Tasting Wine: Certain red wines are perfect for the summer 

I often hear people talk about summer whites or referring to this time of year as rosé season. While I agree that warm weather ushers in an appetite for chilled wines, I also enjoy drinking red wine year-round.

During the summer months, our produce selection exponentially grows. Heirloom tomatoes, summer squash, corn, stone fruits and berries are available. Arctic char and halibut are in season. Of course, barbecue foods such as ribs and hamburgers are great with big red wines; but lighter reds also have a place during the summer time.

Pinot noir is the grape that first comes to mind when people are looking for a light red wine. Beaujolais, which is made from gamay, is another.

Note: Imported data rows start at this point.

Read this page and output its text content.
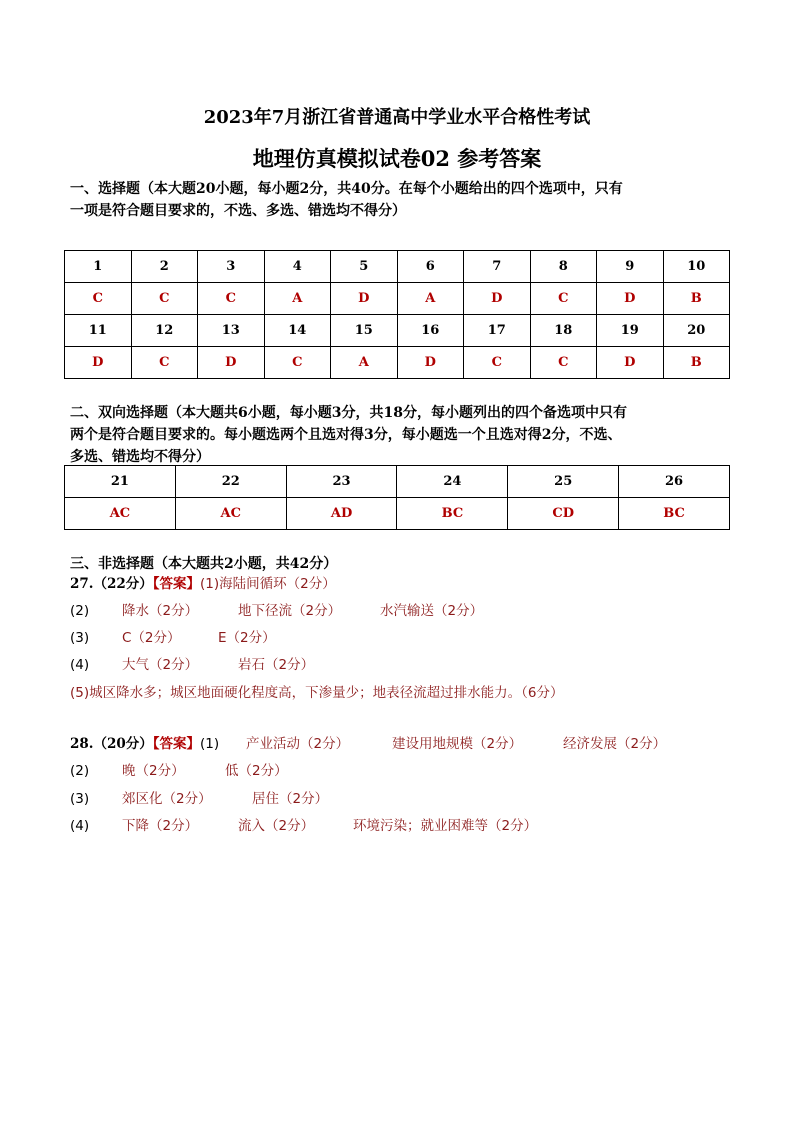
2023年7月浙江省普通高中学业水平合格性考试
地理仿真模拟试卷02 参考答案
一、选择题（本大题20小题，每小题2分，共40分。在每个小题给出的四个选项中，只有
一项是符合题目要求的，不选、多选、错选均不得分）
1	2	3	4	5	6	7	8	9	10
C	C	C	A	D	A	D	C	D	B
11	12	13	14	15	16	17	18	19	20
D	C	D	C	A	D	C	C	D	B
二、双向选择题（本大题共6小题，每小题3分，共18分，每小题列出的四个备选项中只有
两个是符合题目要求的。每小题选两个且选对得3分，每小题选一个且选对得2分，不选、
多选、错选均不得分）
21	22	23	24	25	26
AC	AC	AD	BC	CD	BC
三、非选择题（本大题共2小题，共42分）
27.（22分）【答案】(1)海陆间循环（2分）
(2) 降水（2分）	地下径流（2分）	水汽输送（2分）
(3) C（2分）	E（2分）
(4) 大气（2分）	岩石（2分）
(5)城区降水多；城区地面硬化程度高，下渗量少；地表径流超过排水能力。（6分）
28.（20分）【答案】(1) 产业活动（2分）	建设用地规模（2分）	经济发展（2分）
(2) 晚（2分）	低（2分）
(3) 郊区化（2分）	居住（2分）
(4) 下降（2分）	流入（2分）	环境污染；就业困难等（2分）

However, there are a number of lighter wines that are made throughout the world that do not contain either of these grapes. Cotes du Rhone from France and bardolino from the Veneto are two that I can think of without expending too many brain cells. With these wines, I'm not averse to letting them spend a half-hour in the fridge to cool down either.

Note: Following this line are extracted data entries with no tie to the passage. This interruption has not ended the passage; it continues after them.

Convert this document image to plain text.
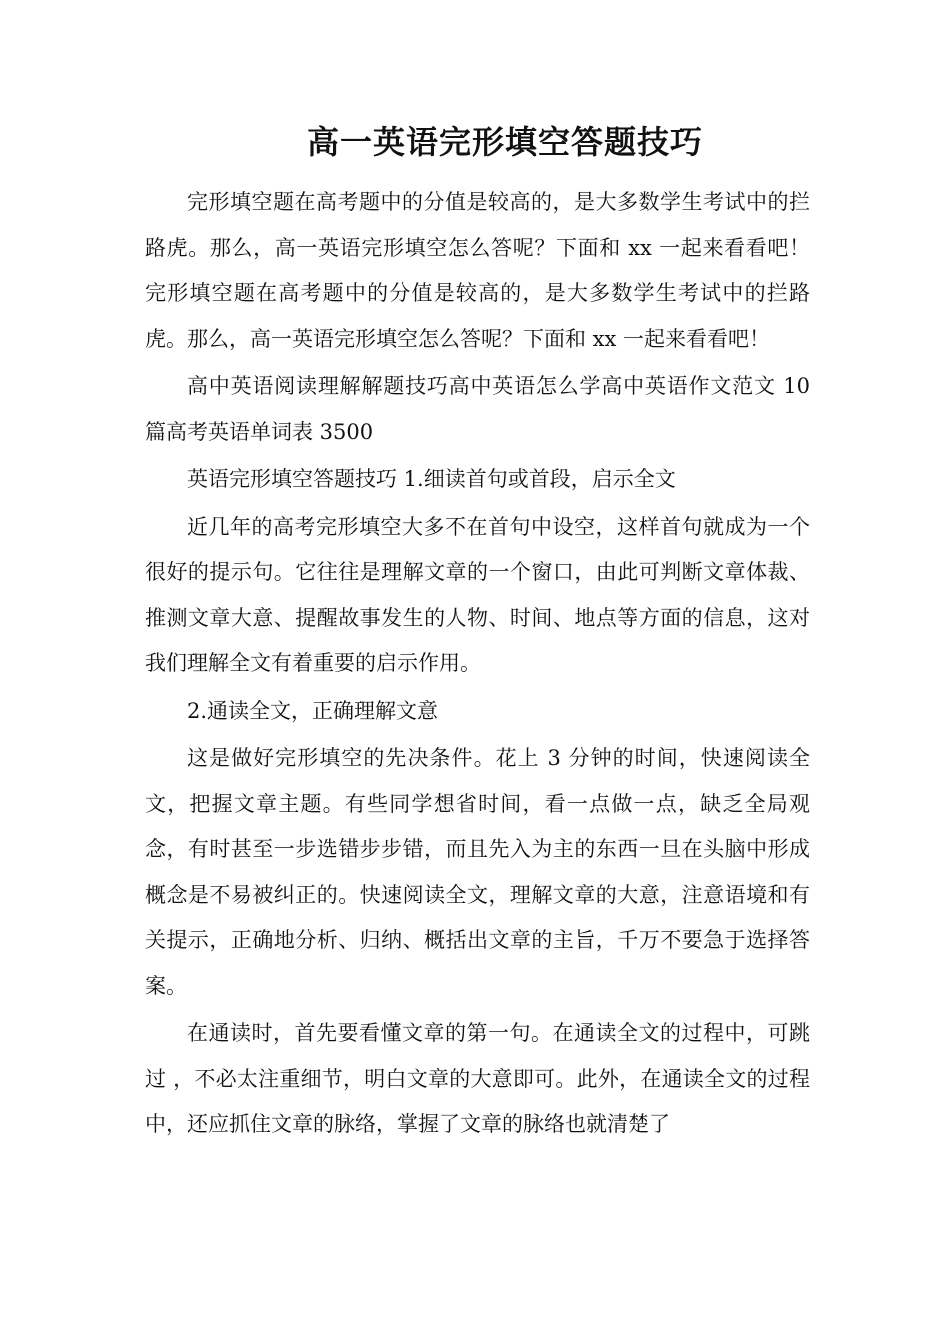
高一英语完形填空答题技巧

完形填空题在高考题中的分值是较高的，是大多数学生考试中的拦路虎。那么，高一英语完形填空怎么答呢？下面和 xx 一起来看看吧！完形填空题在高考题中的分值是较高的，是大多数学生考试中的拦路虎。那么，高一英语完形填空怎么答呢？下面和 xx 一起来看看吧！

高中英语阅读理解解题技巧高中英语怎么学高中英语作文范文 10 篇高考英语单词表 3500

英语完形填空答题技巧 1.细读首句或首段，启示全文

近几年的高考完形填空大多不在首句中设空，这样首句就成为一个很好的提示句。它往往是理解文章的一个窗口，由此可判断文章体裁、推测文章大意、提醒故事发生的人物、时间、地点等方面的信息，这对我们理解全文有着重要的启示作用。

2.通读全文，正确理解文意

这是做好完形填空的先决条件。花上 3 分钟的时间，快速阅读全文，把握文章主题。有些同学想省时间，看一点做一点，缺乏全局观念，有时甚至一步选错步步错，而且先入为主的东西一旦在头脑中形成概念是不易被纠正的。快速阅读全文，理解文章的大意，注意语境和有关提示，正确地分析、归纳、概括出文章的主旨，千万不要急于选择答案。

在通读时，首先要看懂文章的第一句。在通读全文的过程中，可跳过 ，不必太注重细节，明白文章的大意即可。此外，在通读全文的过程中，还应抓住文章的脉络，掌握了文章的脉络也就清楚了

Here are my top three reds for summer amusement:

Vignerons de Chusclan Le Ferme de Gicon Cotes du Rhone, 2006 (Rhone Valley, France): This wine represents a group effort by a host of winemakers in the town of Chusclan in the southern Rhone. The cooperative employs 50 percent carbonic maceration giving this mix of grenache and syrah a heightened fruit quality. A delightful blend of watermelon and berry fruit, this wine should be served with a slight chill and enjoyed on a hot day. Suggested retail: $12

Niklaserhof Lagrein, 2006 (Alto Adige, Italy): Located in Alto Adige, Niklaserhof is at the nexus of a serene vacation spot. In spite of the numerous facets of the business, it is run by the Niklas family and the son, Dieter, makes the wines. Lagrein is indigenous to this area but has only been championed over the last decade. Spicy with a syrah-like game aroma and red currant fruit, this wine should be savored while listening to Mahler or reading Dostoevsky. Suggested retail: $20

Ramon Bilbao Crianza Tempranillo, 2005 (Rioja, Spain): Ramon Bilbao started out as a family-run operation but is now owned by a large liquor company, Diego Zamora. Big as the operation may be, the wine never fails to impress my palate. Medium-bodied with cedar, dried herbs, vanilla and cola, this is a great red to have with lighter meat dishes and tapas. Suggested retail: $18

Pamela S. Busch is the wine director and proprietor of CAV Wine Bar & Kitchen in San Francisco.